BİSMİLLAHİRRAHMANİRRAHİM
Hamd alemlerin Rabbi Rahman, Rahim din gününün sahibi Allah azze ve celleye mahsustur. Salat ve selam sevgili Peygamberimiz (s.a.v) e aline ve ashabına olsun.
Bu ayki yazımda Allah azze ve cellenin izniyle kibrin sebeplerini sonuçlarını ve tedavisini anlatmaya çalışacağım. Rabbim fıkh ederek okuyabilmeyi, anlamayı, yaşamayı naip etsin.
3) Nesep: Bazıları şerefli bir soydan geldiklerini ve kendileri dışındakileri kıymetsiz olduğunu düşünürler. Başkalarıyla oturup kalkmak istemezler. Konuşurken karşısındakilere ’Sen kimsin, baban kim?’ diye aileleri hakkında sorular sorarak ‘Benim gibi biriyle nasıl muhatap olabiliyorsun?’ derler.
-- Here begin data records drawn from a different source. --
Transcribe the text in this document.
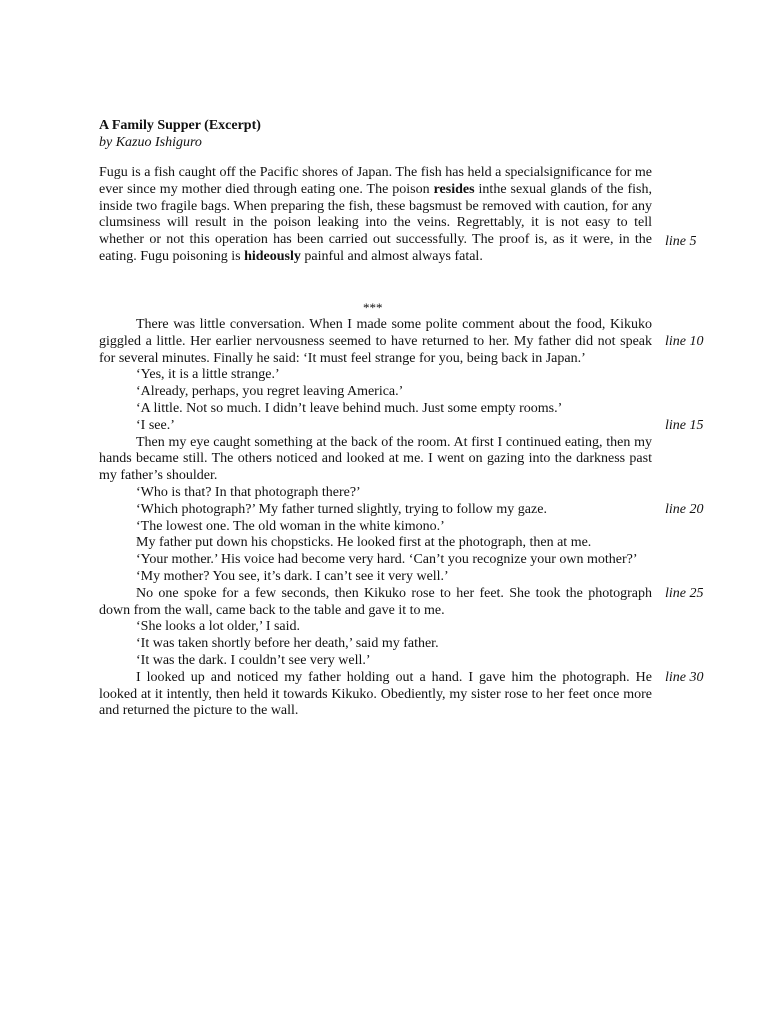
A Family Supper (Excerpt)
by Kazuo Ishiguro
Fugu is a fish caught off the Pacific shores of Japan. The fish has held a specialsignificance for me ever since my mother died through eating one. The poison resides inthe sexual glands of the fish, inside two fragile bags. When preparing the fish, these bagsmust be removed with caution, for any clumsiness will result in the poison leaking into the veins. Regrettably, it is not easy to tell whether or not this operation has been carried out successfully. The proof is, as it were, in the eating. Fugu poisoning is hideously painful and almost always fatal.
***

There was little conversation. When I made some polite comment about the food, Kikuko giggled a little. Her earlier nervousness seemed to have returned to her. My father did not speak for several minutes. Finally he said: ‘It must feel strange for you, being back in Japan.’

‘Yes, it is a little strange.’

‘Already, perhaps, you regret leaving America.’

‘A little. Not so much. I didn’t leave behind much. Just some empty rooms.’

‘I see.’

Then my eye caught something at the back of the room. At first I continued eating, then my hands became still. The others noticed and looked at me. I went on gazing into the darkness past my father’s shoulder.

‘Who is that? In that photograph there?’

‘Which photograph?’ My father turned slightly, trying to follow my gaze.

‘The lowest one. The old woman in the white kimono.’

My father put down his chopsticks. He looked first at the photograph, then at me.

‘Your mother.’ His voice had become very hard. ‘Can’t you recognize your own mother?’

‘My mother? You see, it’s dark. I can’t see it very well.’

No one spoke for a few seconds, then Kikuko rose to her feet. She took the photograph down from the wall, came back to the table and gave it to me.

‘She looks a lot older,’ I said.

‘It was taken shortly before her death,’ said my father.

‘It was the dark. I couldn’t see very well.’

I looked up and noticed my father holding out a hand. I gave him the photograph. He looked at it intently, then held it towards Kikuko. Obediently, my sister rose to her feet once more and returned the picture to the wall.

line 5
line 10
line 15
line 20
line 25
line 30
Mağrur b. Süveyd şöyle demiştir: Ebu Zerr’i gördüm, üzerinde bir elbise, kölesinin üzerinde de aynısından bir elbise vardı. Ondan üzerindeki eski elbiseyi kölesine verip kölenin üzerindeki yeni elbiseyi giymesini istedi ki ancak o şöyle dedi:
Ben bir adamı (Bilal’i annesinden dolayı) ayıpladım. Ona ‘Ey siyah kadının oğlu!’ dedim. Oda beni Peygamber (s.a.v) e şikayet etti. Peygamber (s.a.v) bana ‘Sen onu annesinden dolayı ayıpladın mı?’ dedi. Ben ‘Evet’ dedim. Bunun üzerine Hz. Peygamber ‘Şüphesiz sen içinde cahiliye kalıntısı bulunan birisin’ dedi. Ben ‘Şu saate kadar, yaşımın bu kadar ilerlemesine rağmen öyle mi?’ dedim. Allah Resulü buna karşılık şöyle buyurdu:
‘’Evet, onlar, Allah’ın sizin elinizin altına verdiği kardeşlerinizdir. Kimin kardeşi eli altında bulunuyorsa, ona yediğinden yedirsin ve giydiğinden giydirsin. Güç yetiremeyecekleri şeyi onlara yüklemeyin. Eğer onlara güç yetiremeyecekleri şeyi yüklerseniz, onlara yardım edin.‘’ (Buhari, Edeb 44)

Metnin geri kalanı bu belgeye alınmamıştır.